Retrato "Abuela Pepita" óleo de Joan Marti Aragonès. |
En mi trabajo, un mes de vacaciones no es
mucho tiempo para olvidarlo todo. Como el mal capitán que hace recuentos de las
bajas en el campo de batallas, uno se enfrenta a la llegada con el ordenador para
averiguar cuántos seguimos aquí presentes. Algún nuevo caso de cáncer, una
pierna cortada e incluso un par de muertes, no son cifras alarmantes para mí. Ya
estoy acostumbrado a que la vida no me pregunte y a que las segundas
oportunidades sean cosas del azar.
Cuando paseo por las estancias, saludando
a los residentes, siempre temo olvidar sus nombres o lo que es peor, mostrar
desconocimiento de sus diversas historias clínicas. De todas formas hay
historias que se graban en la mente con fuego y nombres que no soy capaz de
echar nunca del corazón.
Los protocolos dictan no demostrar en
público más afectos a unos que a otros, para no provocar celos ni envidias e
incluso yo, en un afán desmedido de profesionalidad, intento dejar para el final
a esos nombres que no soy capaz de echar de mi corazón. Esta mañana de verano,
el calor parecía haber dado una tregua y por las ventanas del enorme salón
entraba una brisa fresca que perfumaba el ambiente. En un rincón estaba Madame
Tez Blanca, sentada entre cojines y seguía mis acciones de un lado para otro
con su mirada: un tironcito de orejas a uno, un guiño de ojo a la más
presumida, un saludo militar al más serio e incluso un numerito de majorette
con el eterno bastón perdido de la Residencia.
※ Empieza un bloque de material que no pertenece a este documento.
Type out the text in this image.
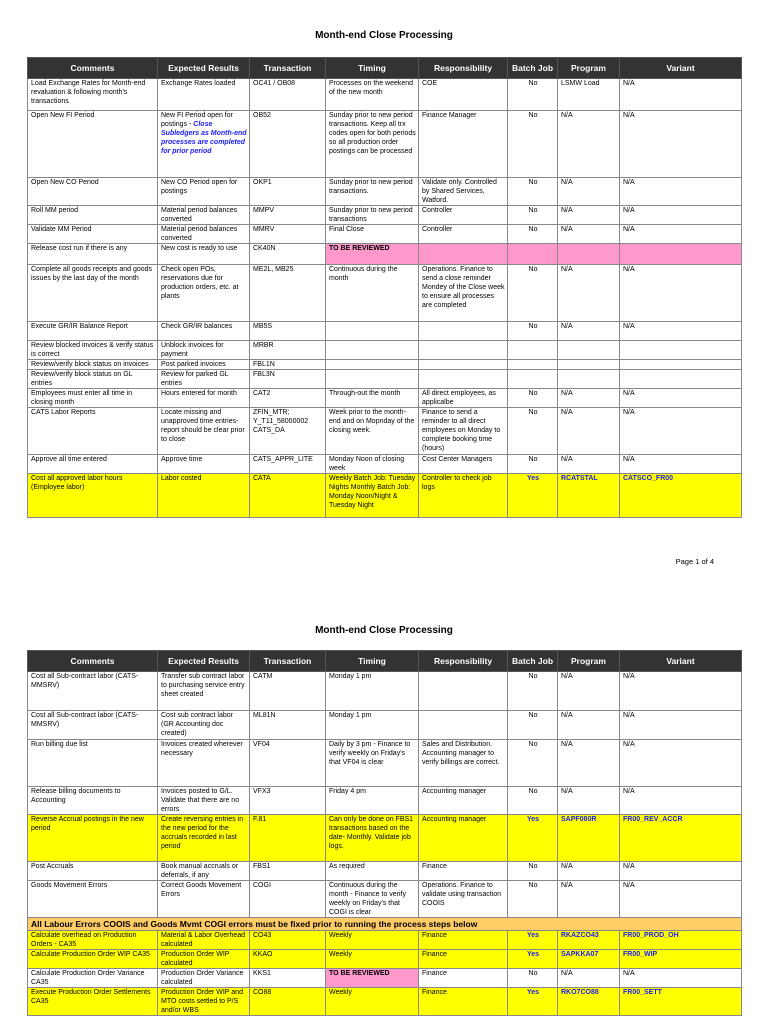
Month-end Close Processing
Comments	Expected Results	Transaction	Timing	Responsibility	Batch Job	Program	Variant
Load Exchange Rates for Month-end revaluation & following month's transactions	Exchange Rates loaded	OC41 / OB08	Processes on the weekend of the new month	COE	No	LSMW Load	N/A
Open New FI Period	New FI Period open for postings - Close Subledgers as Month-end processes are completed for prior period	OB52	Sunday prior to new period transactions. Keep all trx codes open for both periods so all production order postings can be processed	Finance Manager	No	N/A	N/A
Open New CO Period	New CO Period open for postings	OKP1	Sunday prior to new period transactions.	Validate only. Controlled by Shared Services, Watford.	No	N/A	N/A
Roll MM period	Material period balances converted	MMPV	Sunday prior to new period transactions	Controller	No	N/A	N/A
Validate MM Period	Material period balances converted	MMRV	Final Close	Controller	No	N/A	N/A
Release cost run if there is any	New cost is ready to use	CK40N	TO BE REVIEWED				
Complete all goods receipts and goods issues by the last day of the month	Check open POs, reservations due for production orders, etc. at plants	ME2L, MB25	Continuous during the month	Operations. Finance to send a close reminder Mondey of the Close week to ensure all processes are completed	No	N/A	N/A
Execute GR/IR Balance Report	Check GR/IR balances	MB5S			No	N/A	N/A
Review blocked invoices & verify status is correct	Unblock invoices for payment	MRBR					
Review/verify block status on invoices	Post parked invoices	FBL1N					
Review/verify block status on GL entries	Review for parked GL entries	FBL3N					
Employees must enter all time in closing month	Hours entered for month	CAT2	Through-out the month	All direct employees, as applicalbe	No	N/A	N/A
CATS Labor Reports	Locate missing and unapproved time entries- report should be clear prior to close	ZFIN_MTR; Y_T11_58000002 CATS_DA	Week prior to the month-end and on Mopnday of the closing week.	Finance to send a reminder to all direct employees on Monday to complete booking time (hours)	No	N/A	N/A
Approve all time entered	Approve time	CATS_APPR_LITE	Monday Noon of closing week	Cost Center Managers	No	N/A	N/A
Cost all approved labor hours (Employee labor)	Labor costed	CATA	Weekly Batch Job: Tuesday Nights Monthly Batch Job: Monday Noon/Night & Tuesday Night	Controller to check job logs	Yes	RCATSTAL	CATSCO_FR00
Page 1 of 4
Month-end Close Processing
Comments	Expected Results	Transaction	Timing	Responsibility	Batch Job	Program	Variant
Cost all Sub-contract labor (CATS-MMSRV)	Transfer sub contract labor to purchasing service entry sheet created	CATM	Monday 1 pm		No	N/A	N/A
Cost all Sub-contract labor (CATS-MMSRV)	Cost sub contract labor (GR Accounting doc created)	ML81N	Monday 1 pm		No	N/A	N/A
Run billing due list	Invoices created wherever necessary	VF04	Daily by 3 pm - Finance to verify weekly on Friday's that VF04 is clear	Sales and Distribution. Accounting manager to verify billings are correct.	No	N/A	N/A
Release billing documents to Accounting	Invoices posted to G/L. Validate that there are no errors	VFX3	Friday 4 pm	Accounting manager	No	N/A	N/A
Reverse Accrual postings in the new period	Create reversing entries in the new period for the accruals recorded in last period	F.81	Can only be done on FBS1 transactions based on the date- Monthly. Validate job logs.	Accounting manager	Yes	SAPF080R	FR00_REV_ACCR
Post Accruals	Book manual accruals or deferrals, if any	FBS1	As required	Finance	No	N/A	N/A
Goods Movement Errors	Correct Goods Movement Errors	COGI	Continuous during the month - Finance to verify weekly on Friday's that COGI is clear	Operations. Finance to validate using transaction COOIS	No	N/A	N/A
All Labour Errors COOIS and Goods Mvmt COGI errors must be fixed prior to running the process steps below							
Calculate overhead on Production Orders - CA35	Material & Labor Overhead calculated	CO43	Weekly	Finance	Yes	RKAZCO43	FR00_PROD_OH
Calculate Production Order WIP CA35	Production Order WIP calculated	KKAO	Weekly	Finance	Yes	SAPKKA07	FR00_WIP
Calculate Production Order Variance CA35	Production Order Variance calculated	KKS1	TO BE REVIEWED	Finance	No	N/A	N/A
Execute Production Order Settlements CA35	Production Order WIP and MTO costs settled to P/S and/or WBS	CO88	Weekly	Finance	Yes	RKO7CO88	FR00_SETT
Desde lejos podía percibir como
el cuerpecito de Madame se agitaba por no dirigirme a ella después de todo un
mes de vacaciones. Yo ya había leído su historia clínica en el ordenador y
sabía que tras algún episodio alucinatorio, había tolerado muy bien la
quimioterapia. Al terminar de saludar a todos los demás, hubiera querido
atravesar corriendo el enorme salón y abrazarla, pero solamente me acerqué a su
sitio y me senté junto a ella, en el sofá lleno de cojines. Cómo siempre me
pasa en estos casos, se me cierra la boca y las palabras no salen por temor a
no ser las adecuadas. Estuvimos un ratito en silencio mirándonos fijamente a la
cara. De repente, mientras se quitaba un gorrito de colores que le cubría la
cabeza, me dijo: “Fíjese,
ahora me está saliendo pelito de bebe” yo extendí la mano para acariciarle la nunca:
“¡Es verdad Madame
qué suave es!”. Esbozó una sonrisa en su tez blanca y nuevamente con
sus manos tiernas me apretó las mejillas para consolarme.